Department of Radiation Oncology, David Geffen School of Medicine, University of California, Los Angeles, CA, USA.
Department of Urology, David Geffen School of Medicine, University of California, Los Angeles, CA, USA.
Prostate Cancer Prostatic Dis. 2022 Mar;25(1):126-128. doi: 10.1038/s41391-021-00432-2. Epub 2021 Aug 16.
While multiple randomized trials have evaluated the benefit of radiation therapy (RT) dose escalation and the use and prolongation of androgen deprivation therapy (ADT) in the treatment of prostate cancer, few studies have evaluated the relative benefit of either form of treatment intensification with each other. Many trials have included treatment strategies that incorporate either high or low dose RT, or short-term or long-term ADT (STADT or LTADT), in one or more trial arms. We sought to compare different forms of treatment intensification of RT in the context of localized prostate cancer.
Using preferred reporting items for systemic reviews and meta-analyses (PRISMA) guidelines, we collected over 40 phases III clinical trials comparing different forms of RT for localized prostate cancer. We performed a meta-regression of 40 individual trials with 21,429 total patients to allow a comparison of the rates and cumulative proportions of 5-year overall survival (OS), prostate cancer-specific mortality (PCSM), and distant metastasis (DM) for each treatment arm of every trial.
Dose-escalation either in the absence or presence of STADT failed to significantly improve any 5-year outcome. In contrast, adding LTADT to low dose RT significantly improved 5-year PCSM (Odds ratio [OR] 0.34, 95% confidence interval [CI] 0.22-0.54, p < 0.001) and DM (OR 0.35, 95% CI 0.20-0.63. p < 0.001) over low dose RT alone. Adding STADT also significantly improved 5-year PCSM over low dose RT alone (OR 0.55, 95% CI 0.41-0.75, p < 0.001).
While limited by between-study heterogeneity and a lack of individual patient data, this meta-analysis suggests that adding ADT, versus increasing RT dose alone, offers a more consistent improvement in clinical endpoints.
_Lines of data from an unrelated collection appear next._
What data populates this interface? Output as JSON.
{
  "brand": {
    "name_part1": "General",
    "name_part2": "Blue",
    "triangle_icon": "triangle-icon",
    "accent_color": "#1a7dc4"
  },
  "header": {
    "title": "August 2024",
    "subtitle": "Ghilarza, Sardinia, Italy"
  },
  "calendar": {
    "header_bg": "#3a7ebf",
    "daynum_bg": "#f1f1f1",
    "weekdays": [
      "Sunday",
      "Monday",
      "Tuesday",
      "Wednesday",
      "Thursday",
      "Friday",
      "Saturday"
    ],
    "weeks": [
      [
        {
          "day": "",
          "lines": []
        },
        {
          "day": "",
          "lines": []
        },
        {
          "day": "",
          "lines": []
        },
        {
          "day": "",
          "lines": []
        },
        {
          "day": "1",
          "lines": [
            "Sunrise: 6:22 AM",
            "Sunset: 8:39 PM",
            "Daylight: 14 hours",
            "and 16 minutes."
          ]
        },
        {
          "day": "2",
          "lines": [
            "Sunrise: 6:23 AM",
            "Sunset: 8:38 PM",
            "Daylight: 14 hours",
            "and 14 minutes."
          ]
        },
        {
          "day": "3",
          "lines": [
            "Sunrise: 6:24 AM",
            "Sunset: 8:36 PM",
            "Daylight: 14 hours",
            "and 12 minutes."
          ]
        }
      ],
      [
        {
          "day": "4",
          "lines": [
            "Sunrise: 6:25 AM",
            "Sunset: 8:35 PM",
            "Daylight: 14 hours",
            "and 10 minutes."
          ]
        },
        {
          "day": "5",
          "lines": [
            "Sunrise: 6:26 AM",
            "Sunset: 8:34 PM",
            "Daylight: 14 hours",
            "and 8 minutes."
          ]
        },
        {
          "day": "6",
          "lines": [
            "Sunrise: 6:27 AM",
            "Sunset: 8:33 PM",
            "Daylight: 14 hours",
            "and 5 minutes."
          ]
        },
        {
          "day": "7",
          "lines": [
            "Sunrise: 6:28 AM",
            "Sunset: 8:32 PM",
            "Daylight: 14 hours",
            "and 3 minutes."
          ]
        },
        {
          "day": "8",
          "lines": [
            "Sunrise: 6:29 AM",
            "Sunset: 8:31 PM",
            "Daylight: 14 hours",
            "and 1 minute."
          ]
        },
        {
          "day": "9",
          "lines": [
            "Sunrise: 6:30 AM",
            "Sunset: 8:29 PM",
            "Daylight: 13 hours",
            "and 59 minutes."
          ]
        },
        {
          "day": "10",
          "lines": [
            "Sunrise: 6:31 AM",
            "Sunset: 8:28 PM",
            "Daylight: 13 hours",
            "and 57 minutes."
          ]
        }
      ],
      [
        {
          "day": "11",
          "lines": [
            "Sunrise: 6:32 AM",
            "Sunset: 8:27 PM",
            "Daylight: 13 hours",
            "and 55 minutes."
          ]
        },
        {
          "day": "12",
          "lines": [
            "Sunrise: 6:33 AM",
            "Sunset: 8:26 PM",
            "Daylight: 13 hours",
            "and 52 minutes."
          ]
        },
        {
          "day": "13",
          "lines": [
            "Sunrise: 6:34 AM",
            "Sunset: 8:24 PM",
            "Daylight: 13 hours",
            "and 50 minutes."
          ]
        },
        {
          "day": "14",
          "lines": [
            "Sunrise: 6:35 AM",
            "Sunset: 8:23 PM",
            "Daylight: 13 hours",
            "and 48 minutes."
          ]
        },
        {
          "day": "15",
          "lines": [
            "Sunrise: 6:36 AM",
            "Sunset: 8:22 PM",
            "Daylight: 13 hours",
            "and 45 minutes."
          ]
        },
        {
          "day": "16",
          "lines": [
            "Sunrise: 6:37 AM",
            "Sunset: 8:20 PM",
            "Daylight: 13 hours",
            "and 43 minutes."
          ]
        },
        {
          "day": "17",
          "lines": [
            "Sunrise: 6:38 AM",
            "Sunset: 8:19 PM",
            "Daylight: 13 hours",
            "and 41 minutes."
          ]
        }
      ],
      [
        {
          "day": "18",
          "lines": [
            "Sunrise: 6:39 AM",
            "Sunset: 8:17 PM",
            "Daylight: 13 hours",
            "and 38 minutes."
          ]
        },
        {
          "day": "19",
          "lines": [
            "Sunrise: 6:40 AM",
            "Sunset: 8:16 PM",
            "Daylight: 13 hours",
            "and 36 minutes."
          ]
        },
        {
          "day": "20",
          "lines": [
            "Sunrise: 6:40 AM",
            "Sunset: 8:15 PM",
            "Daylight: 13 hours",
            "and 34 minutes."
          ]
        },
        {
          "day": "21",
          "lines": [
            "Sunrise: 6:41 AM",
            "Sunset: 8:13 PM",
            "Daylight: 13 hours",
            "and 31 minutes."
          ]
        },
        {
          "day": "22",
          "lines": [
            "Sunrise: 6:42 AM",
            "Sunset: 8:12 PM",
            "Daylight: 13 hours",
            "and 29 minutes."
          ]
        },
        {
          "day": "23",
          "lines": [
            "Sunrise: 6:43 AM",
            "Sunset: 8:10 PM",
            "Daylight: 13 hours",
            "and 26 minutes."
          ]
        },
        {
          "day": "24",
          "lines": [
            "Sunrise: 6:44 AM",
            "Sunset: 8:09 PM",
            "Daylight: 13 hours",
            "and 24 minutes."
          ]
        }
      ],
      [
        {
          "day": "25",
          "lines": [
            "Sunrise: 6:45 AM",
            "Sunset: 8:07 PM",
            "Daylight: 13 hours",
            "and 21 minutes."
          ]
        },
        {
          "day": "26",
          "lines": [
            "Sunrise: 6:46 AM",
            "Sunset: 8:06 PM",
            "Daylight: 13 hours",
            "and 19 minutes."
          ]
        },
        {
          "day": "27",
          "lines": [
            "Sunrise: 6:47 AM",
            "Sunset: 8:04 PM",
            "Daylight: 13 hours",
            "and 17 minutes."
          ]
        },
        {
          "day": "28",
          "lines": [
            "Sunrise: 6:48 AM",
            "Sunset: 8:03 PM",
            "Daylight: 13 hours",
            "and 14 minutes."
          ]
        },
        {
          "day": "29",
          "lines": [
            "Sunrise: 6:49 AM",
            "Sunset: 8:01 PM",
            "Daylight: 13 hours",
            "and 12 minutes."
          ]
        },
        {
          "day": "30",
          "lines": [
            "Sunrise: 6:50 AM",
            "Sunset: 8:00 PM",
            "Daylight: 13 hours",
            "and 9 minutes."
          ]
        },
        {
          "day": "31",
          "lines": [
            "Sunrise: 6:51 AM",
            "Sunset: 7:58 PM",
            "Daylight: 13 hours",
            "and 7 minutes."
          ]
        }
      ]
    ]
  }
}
虽然多项随机试验已经评估了放射治疗(RT)剂量递增以及雄激素剥夺治疗(ADT)的应用和延长在前列腺癌治疗中的益处,但很少有研究评估这两种治疗强化形式之间的相对益处。许多试验包括了在一个或多个试验臂中采用高剂量或低剂量 RT,或短期或长期 ADT(STADT 或 LTADT)的治疗策略。我们试图在局部前列腺癌的背景下比较 RT 的不同形式的治疗强化。
我们使用系统评价和荟萃分析的首选报告项目(PRISMA)指南,收集了 40 项比较局部前列腺癌不同形式 RT 的 III 期临床试验。我们对 40 项单独试验进行了荟萃回归分析,共有 21429 名患者,以比较每个试验的每个治疗臂的 5 年总生存率(OS)、前列腺癌特异性死亡率(PCSM)和远处转移(DM)的发生率和累积比例。
在没有或存在 STADT 的情况下,剂量递增未能显著改善任何 5 年的结果。相比之下,将 LTADT 加入低剂量 RT 显著改善了 5 年的 PCSM(比值比 [OR] 0.34,95%置信区间 [CI] 0.22-0.54,p < 0.001)和 DM(OR 0.35,95% CI 0.20-0.63,p < 0.001),而不是单独使用低剂量 RT。单独使用低剂量 RT 时,添加 STADT 也显著改善了 5 年的 PCSM(OR 0.55,95% CI 0.41-0.75,p < 0.001)。
尽管受到研究间异质性和缺乏个体患者数据的限制,但这项荟萃分析表明,与单独增加 RT 剂量相比,添加 ADT 提供了更一致的临床终点改善。